REVIEWS

Lee Jackson continues the casebook of Scotland Yard's Inspector Decimus Webb with The Last Pleasure Garden (Heinemann, pounds 12.99). Once again Victorian London is faithfully recreated, as police hunt the sinister Cutter who stalks young female visitors to the Cremorne pleasure gardens, armed with a pair of scissors with which to cut off a lock of their hair. When murder occurs, Webb isn't convinced that the Cutter is responsible, and pursues other inquiries, which involve a respectable family and a fiery preacher whose mission is to close down the gardens. Webb hasn't fully developed as a personality, but he and his assistant, Sergeant Bartleby, make a good pairing and Jackson's series is the best of current Victorian mysteries.

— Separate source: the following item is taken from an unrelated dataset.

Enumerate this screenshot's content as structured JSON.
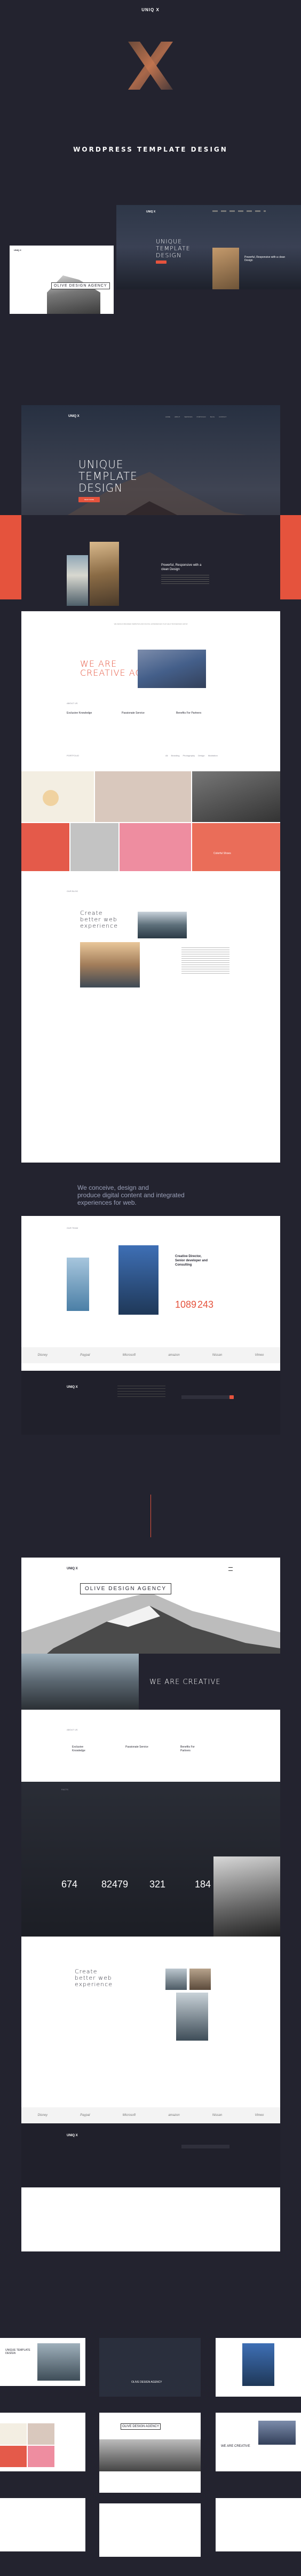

Susanna Yager, Sunday Telegraph, 23rd April, 2006

Victorian London is brought vividly to life from the very beginning of this fast-paced historical detective story, as Inspector Webb and his sidekick Bartleby set out on a pleasure-boat from Hungerford Bridge to Chelsea. The pleasure-boat motif runs through the novel and takes it far away from the clichés of fog-ridden nineteenth-century London and into the carnivalesque world of the Pleasure Garden.
    Webb’s mission is to track down ‘The Cutter’ – a serial attacker terrorising London’s (not-so) polite society, who mingle daringly with its more seedy elements in the vaudeville hubbub of Cremorne pleasure gardens in Chelsea. The gardens generate excitement and controversy in equal measure, offending Victorian sensibilities to the point of violence. It is up to Webb to cut through the veil of genteel propriety to the facts, and his knowing cynicism allows Jackson to examine class hypocrisy and the sundry unpalatable truths lurking beneath the glossy surface.
    Jackson wrings plenty of humour from Webb’s observations, and tempers the engrossing historical detail with wry
commentary on the absurdities of the Victorian class system and the period’s many eccentric and peculiar characters.